A burst of new energy has Roosevelt Island buzzing with the opening of the new NYC Ferry port and Cornell Tech campus. Once a sleepy, well-kept secret, this Manhattan island – with its lovely riverside walks and unobstructed skyline views – has been rediscovered by tourists and residents alike. Wayfinding is essential to help these newcomers navigate the island.
Though small, Roosevelt Island’s existing infrastructure has a distinguished history with several distinct architectural styles. Our design approach emphasized an enhanced visitor experience and recommended a platform for linking orientation and placemaking. The monumental red logo and placemaking feature anchors the program by heralding arrival on Roosevelt Island. It’s the first part of the experience, welcoming and confirming sense of arrival. It further serves to activate the space, engage visitors and generate interest and activity about the island.
Unique in NYC and a popular tourist attraction, the Roosevelt Island Tramway connects Midtown Manhattan to the Island. We adopted the signature red and Helvetica typeface of the tram and bus to enliven and visually integrate the signage system. Aluminum, with its neutral color, allows the system to blend seamlessly into the diverse environment and further integrate with its surroundings.

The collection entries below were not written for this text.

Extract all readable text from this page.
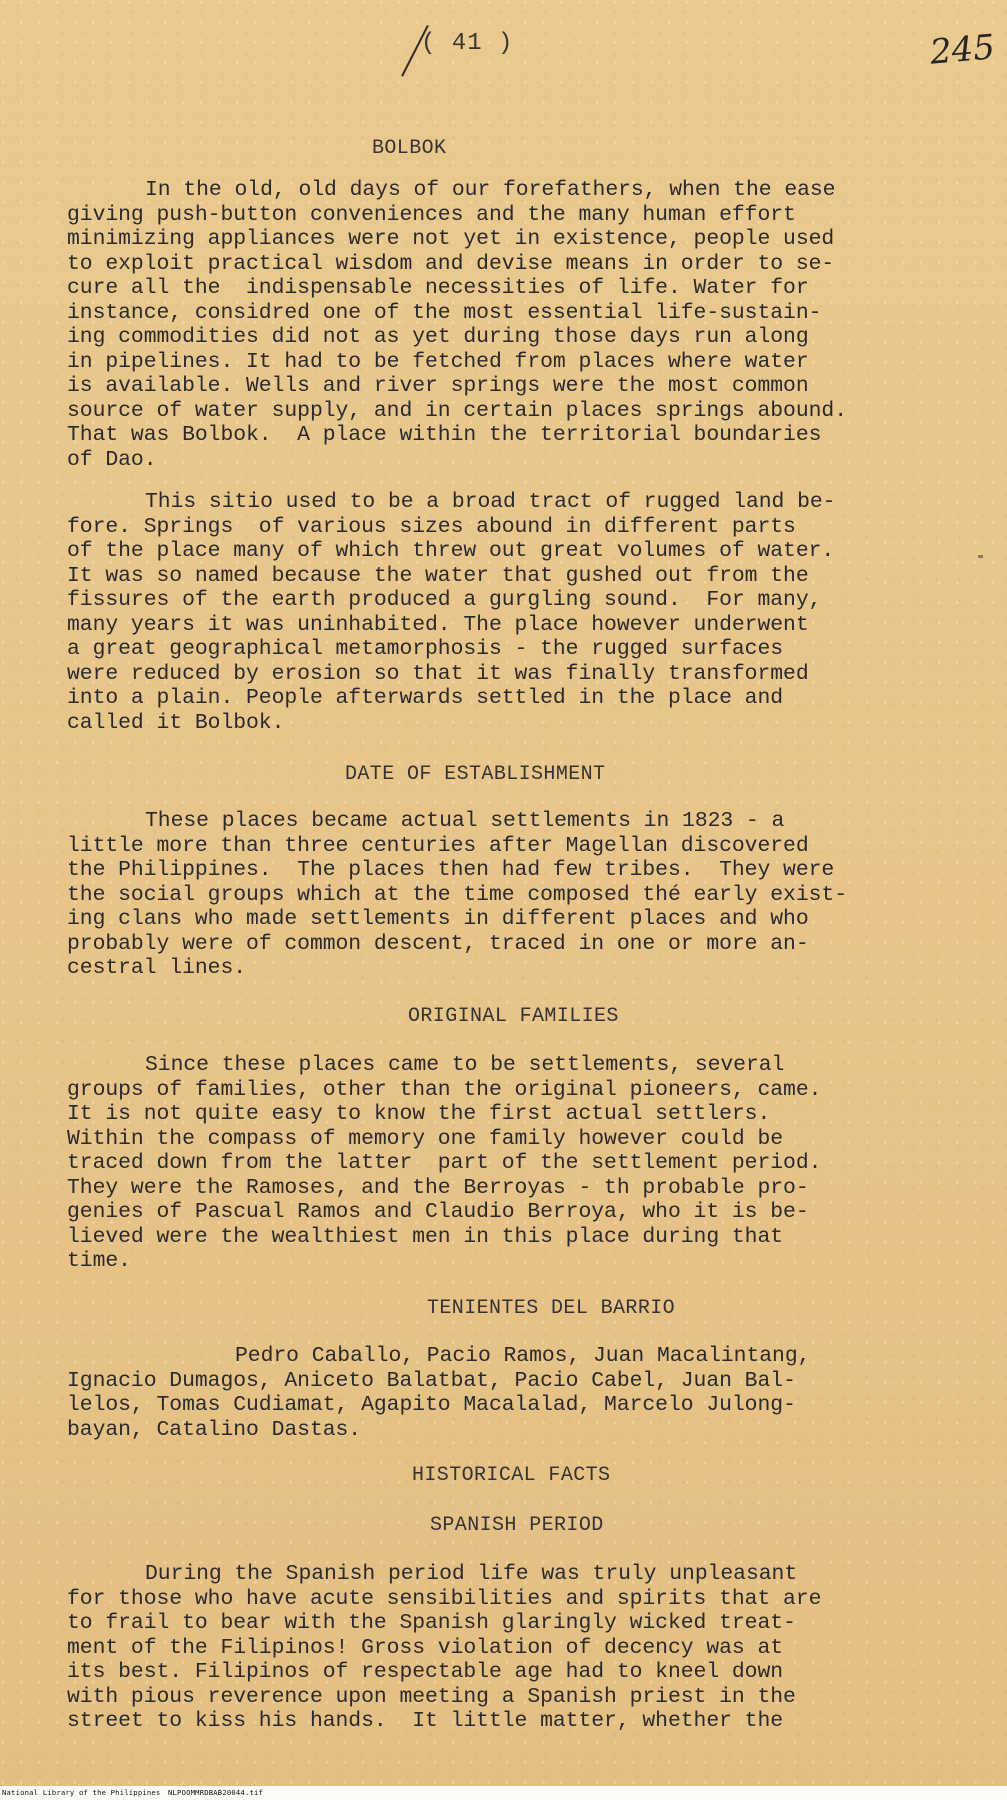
( 41 )	245
BOLBOK

In the old, old days of our forefathers, when the ease
giving push-button conveniences and the many human effort
minimizing appliances were not yet in existence, people used
to exploit practical wisdom and devise means in order to se-
cure all the  indispensable necessities of life. Water for
instance, considred one of the most essential life-sustain-
ing commodities did not as yet during those days run along
in pipelines. It had to be fetched from places where water
is available. Wells and river springs were the most common
source of water supply, and in certain places springs abound.
That was Bolbok.  A place within the territorial boundaries
of Dao.

This sitio used to be a broad tract of rugged land be-
fore. Springs  of various sizes abound in different parts
of the place many of which threw out great volumes of water.
It was so named because the water that gushed out from the
fissures of the earth produced a gurgling sound.  For many,
many years it was uninhabited. The place however underwent
a great geographical metamorphosis - the rugged surfaces
were reduced by erosion so that it was finally transformed
into a plain. People afterwards settled in the place and
called it Bolbok.

DATE OF ESTABLISHMENT

These places became actual settlements in 1823 - a
little more than three centuries after Magellan discovered
the Philippines.  The places then had few tribes.  They were
the social groups which at the time composed thé early exist-
ing clans who made settlements in different places and who
probably were of common descent, traced in one or more an-
cestral lines.

ORIGINAL FAMILIES

Since these places came to be settlements, several
groups of families, other than the original pioneers, came.
It is not quite easy to know the first actual settlers.
Within the compass of memory one family however could be
traced down from the latter  part of the settlement period.
They were the Ramoses, and the Berroyas - th probable pro-
genies of Pascual Ramos and Claudio Berroya, who it is be-
lieved were the wealthiest men in this place during that
time.

TENIENTES DEL BARRIO

Pedro Caballo, Pacio Ramos, Juan Macalintang,
Ignacio Dumagos, Aniceto Balatbat, Pacio Cabel, Juan Bal-
lelos, Tomas Cudiamat, Agapito Macalalad, Marcelo Julong-
bayan, Catalino Dastas.

HISTORICAL FACTS
SPANISH PERIOD

During the Spanish period life was truly unpleasant
for those who have acute sensibilities and spirits that are
to frail to bear with the Spanish glaringly wicked treat-
ment of the Filipinos! Gross violation of decency was at
its best. Filipinos of respectable age had to kneel down
with pious reverence upon meeting a Spanish priest in the
street to kiss his hands.  It little matter, whether the

National Library of the Philippines NLPOOMMRDBAB20044.tif
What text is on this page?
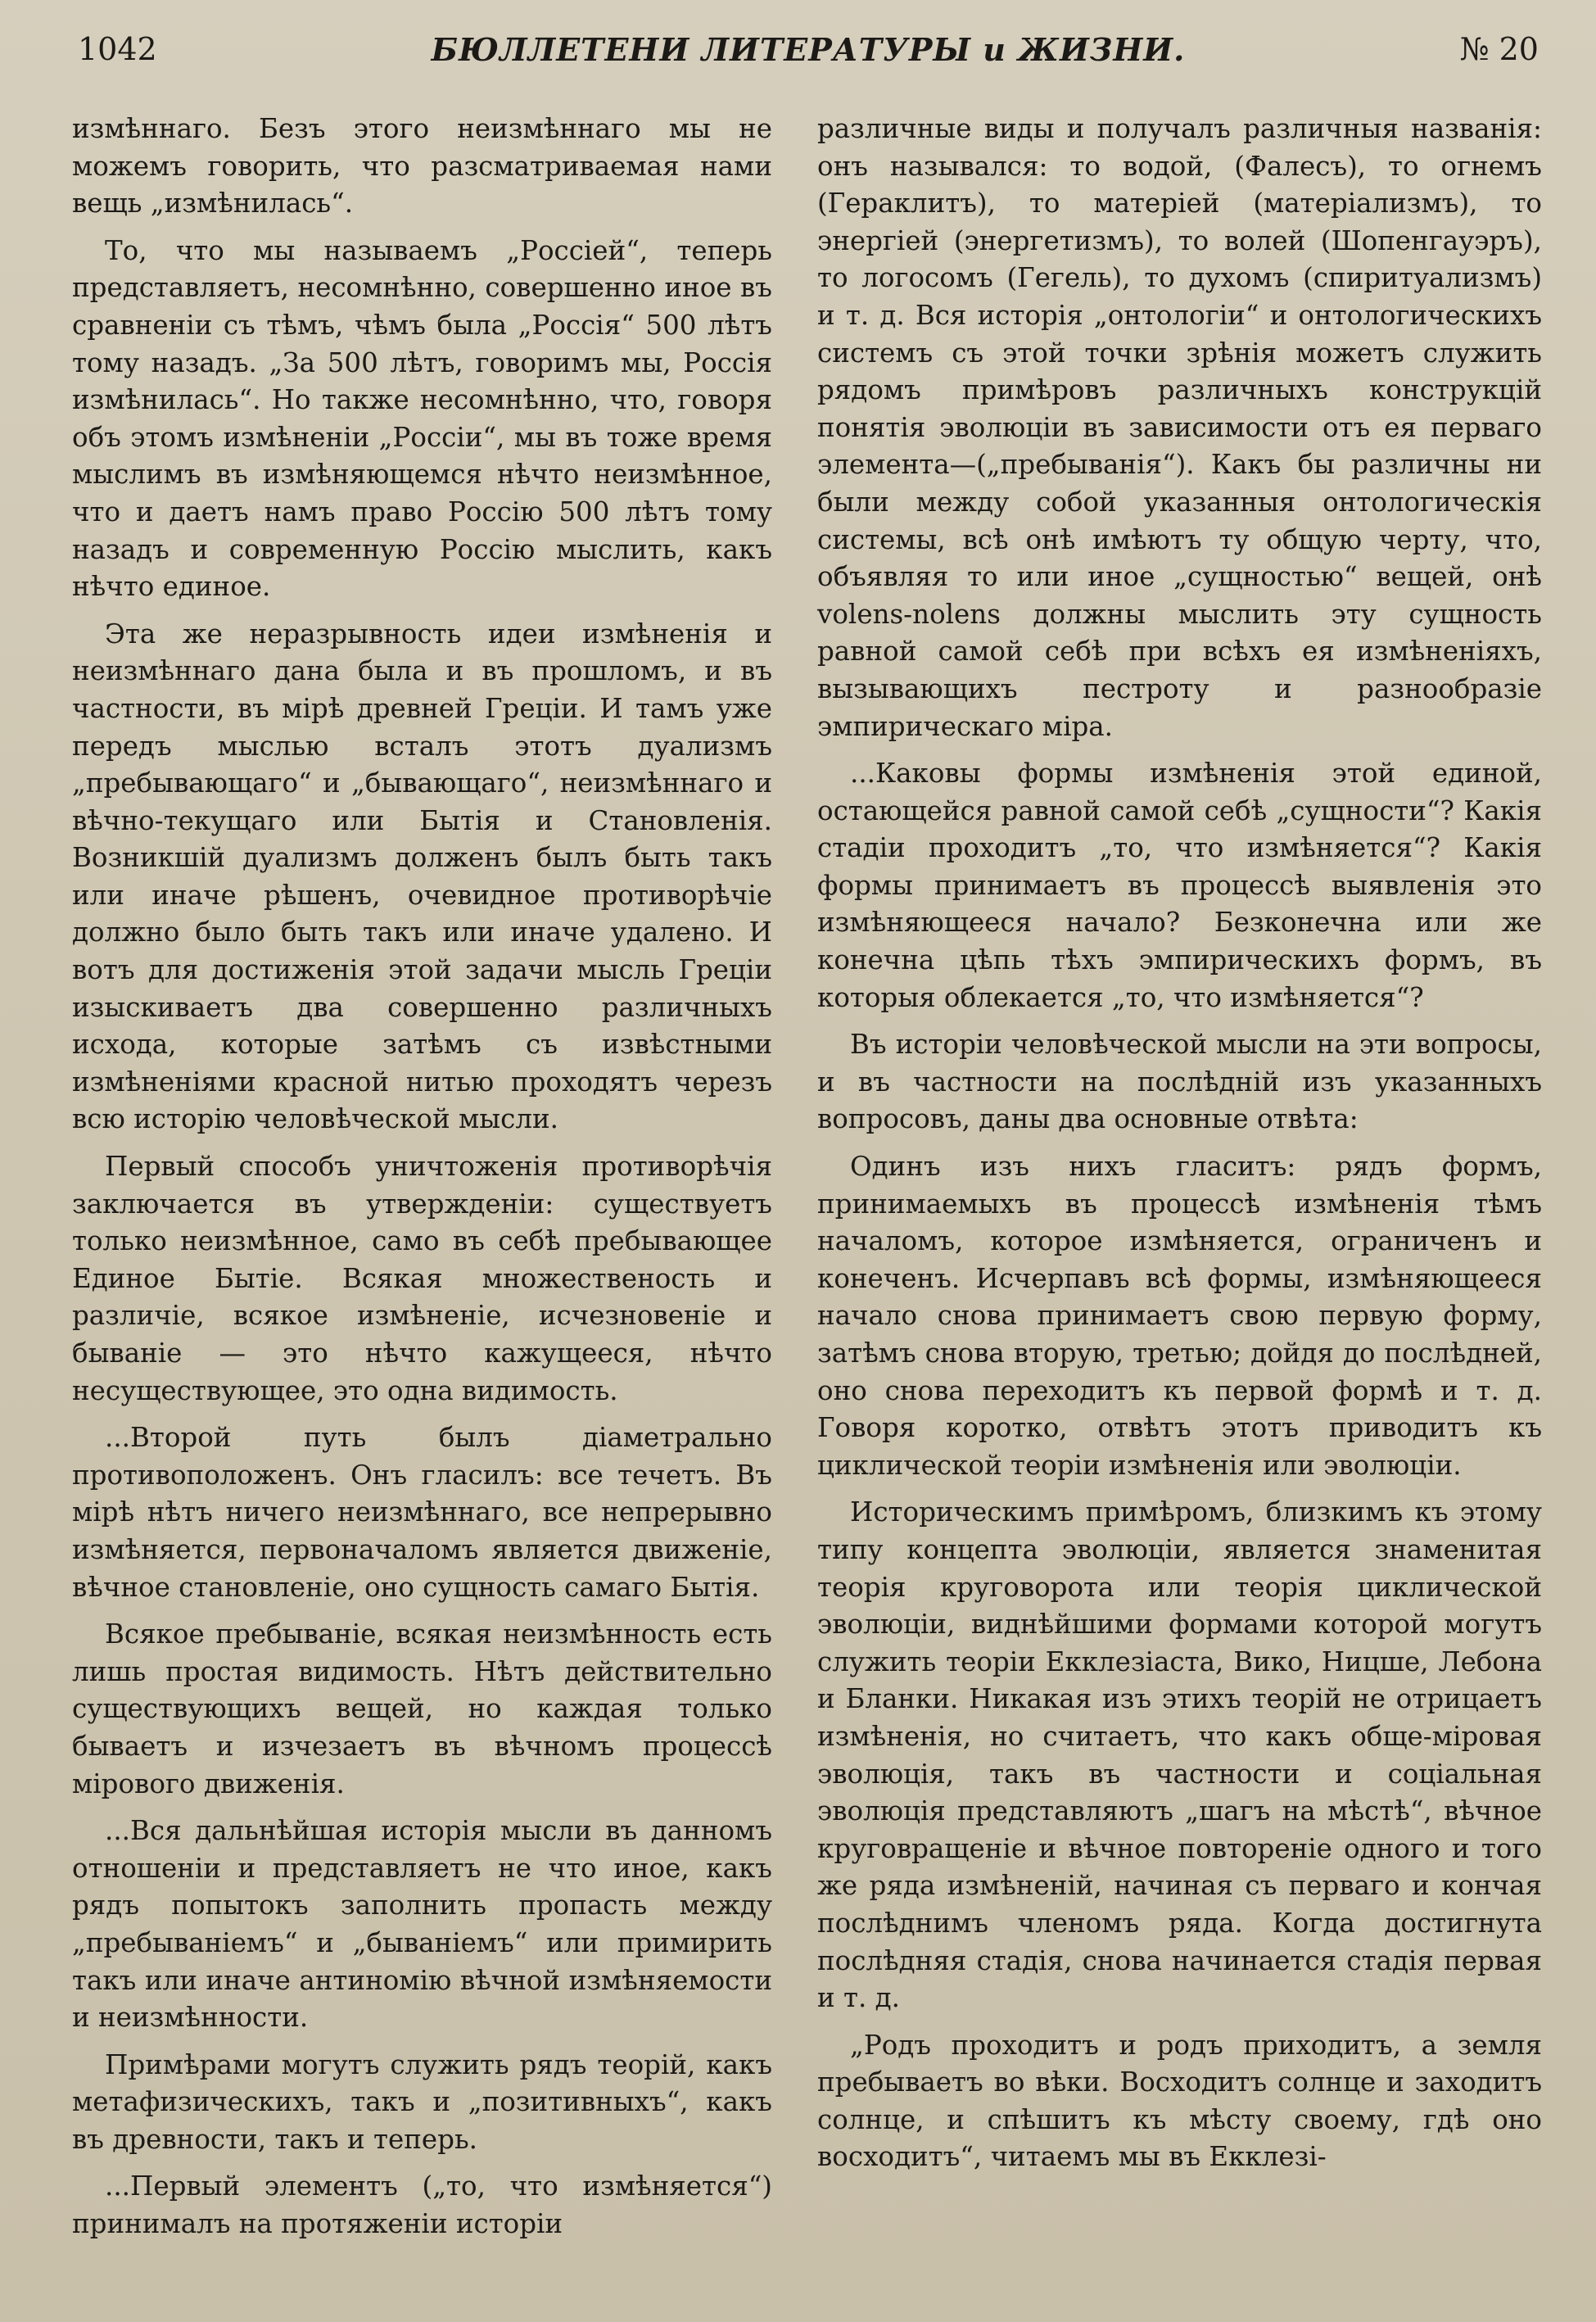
1042	БЮЛЛЕТЕНИ ЛИТЕРАТУРЫ и ЖИЗНИ.	№ 20

измѣннаго. Безъ этого неизмѣннаго мы не можемъ говорить, что разсматриваемая нами вещь „измѣнилась“.

То, что мы называемъ „Россiей“, теперь представляетъ, несомнѣнно, совершенно иное въ сравненiи съ тѣмъ, чѣмъ была „Россія“ 500 лѣтъ тому назадъ. „За 500 лѣтъ, говоримъ мы, Россія измѣнилась“. Но также несомнѣнно, что, говоря объ этомъ измѣненiи „Россiи“, мы въ тоже время мыслимъ въ измѣняющемся нѣчто неизмѣнное, что и даетъ намъ право Россiю 500 лѣтъ тому назадъ и современную Россiю мыслить, какъ нѣчто единое.

Эта же неразрывность идеи измѣненія и неизмѣннаго дана была и въ прошломъ, и въ частности, въ мiрѣ древней Грецiи. И тамъ уже передъ мыслью всталъ этотъ дуализмъ „пребывающаго“ и „бывающаго“, неизмѣннаго и вѣчно-текущаго или Бытія и Становленія. Возникшiй дуализмъ долженъ былъ быть такъ или иначе рѣшенъ, очевидное противорѣчiе должно было быть такъ или иначе удалено. И вотъ для достиженія этой задачи мысль Грецiи изыскиваетъ два совершенно различныхъ исхода, которые затѣмъ съ извѣстными измѣненiями красной нитью проходятъ черезъ всю исторiю человѣческой мысли.

Первый способъ уничтоженія противорѣчiя заключается въ утвержденiи: существуетъ только неизмѣнное, само въ себѣ пребывающее Единое Бытiе. Всякая множественость и различiе, всякое измѣненiе, исчезновенiе и быванiе — это нѣчто кажущееся, нѣчто несуществующее, это одна видимость.

...Второй путь былъ дiаметрально противоположенъ. Онъ гласилъ: все течетъ. Въ мiрѣ нѣтъ ничего неизмѣннаго, все непрерывно измѣняется, первоначаломъ является движенiе, вѣчное становленiе, оно сущность самаго Бытія.

Всякое пребыванiе, всякая неизмѣнность есть лишь простая видимость. Нѣтъ действительно существующихъ вещей, но каждая только бываетъ и изчезаетъ въ вѣчномъ процессѣ мiрового движенія.

...Вся дальнѣйшая исторія мысли въ данномъ отношенiи и представляетъ не что иное, какъ рядъ попытокъ заполнить пропасть между „пребыванiемъ“ и „быванiемъ“ или примирить такъ или иначе антиномiю вѣчной измѣняемости и неизмѣнности.

Примѣрами могутъ служить рядъ теорiй, какъ метафизическихъ, такъ и „позитивныхъ“, какъ въ древности, такъ и теперь.

...Первый элементъ („то, что измѣняется“) принималъ на протяженiи исторiи

различные виды и получалъ различныя названiя: онъ назывался: то водой, (Фалесъ), то огнемъ (Гераклитъ), то матерiей (матерiализмъ), то энергiей (энергетизмъ), то волей (Шопенгауэръ), то логосомъ (Гегель), то духомъ (спиритуализмъ) и т. д. Вся исторiя „онтологiи“ и онтологическихъ системъ съ этой точки зрѣнiя можетъ служить рядомъ примѣровъ различныхъ конструкцiй понятія эволюцiи въ зависимости отъ ея перваго элемента—(„пребыванiя“). Какъ бы различны ни были между собой указанныя онтологическiя системы, всѣ онѣ имѣютъ ту общую черту, что, объявляя то или иное „сущностью“ вещей, онѣ volens-nolens должны мыслить эту сущность равной самой себѣ при всѣхъ ея измѣненiяхъ, вызывающихъ пестроту и разнообразiе эмпирическаго мiра.

...Каковы формы измѣненія этой единой, остающейся равной самой себѣ „сущности“? Какiя стадiи проходитъ „то, что измѣняется“? Какiя формы принимаетъ въ процессѣ выявленiя это измѣняющееся начало? Безконечна или же конечна цѣпь тѣхъ эмпирическихъ формъ, въ которыя облекается „то, что измѣняется“?

Въ исторiи человѣческой мысли на эти вопросы, и въ частности на послѣднiй изъ указанныхъ вопросовъ, даны два основные отвѣта:

Одинъ изъ нихъ гласитъ: рядъ формъ, принимаемыхъ въ процессѣ измѣненія тѣмъ началомъ, которое измѣняется, ограниченъ и конеченъ. Исчерпавъ всѣ формы, измѣняющееся начало снова принимаетъ свою первую форму, затѣмъ снова вторую, третью; дойдя до послѣдней, оно снова переходитъ къ первой формѣ и т. д. Говоря коротко, отвѣтъ этотъ приводитъ къ циклической теорiи измѣненія или эволюцiи.

Историческимъ примѣромъ, близкимъ къ этому типу концепта эволюцiи, является знаменитая теорiя круговорота или теорія циклической эволюцiи, виднѣйшими формами которой могутъ служить теорiи Екклезiаста, Вико, Ницше, Лебона и Бланки. Никакая изъ этихъ теорiй не отрицаетъ измѣненія, но считаетъ, что какъ обще-мiровая эволюція, такъ въ частности и соцiальная эволюцiя представляютъ „шагъ на мѣстѣ“, вѣчное круговращенiе и вѣчное повторенiе одного и того же ряда измѣненiй, начиная съ перваго и кончая послѣднимъ членомъ ряда. Когда достигнута послѣдняя стадiя, снова начинается стадiя первая и т. д.

„Родъ проходитъ и родъ приходитъ, а земля пребываетъ во вѣки. Восходитъ солнце и заходитъ солнце, и спѣшитъ къ мѣсту своему, гдѣ оно восходитъ“, читаемъ мы въ Екклезi-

This comprehensive, multi-phased wayfinding program includes three key elements. Directional finger signs guide visitors to points of interest while also providing key information such as travel distances to destinations.
Map kiosks provide key contextual information about nearby restaurants, retailers, apartment buildings, public amenities, and more.
The entire program takes advantage of sightlines from the main roads and transit hot spots coming on and off the island. Visibility and decision point studies revealed the ideal placement and sizing of these signs, resulting in a seamless experience of the island.
Our thanks to the many stakeholder groups who informed our design work, including Hudson Companies, the Roosevelt Island Operating Corporation and Manhattan Community Board 8.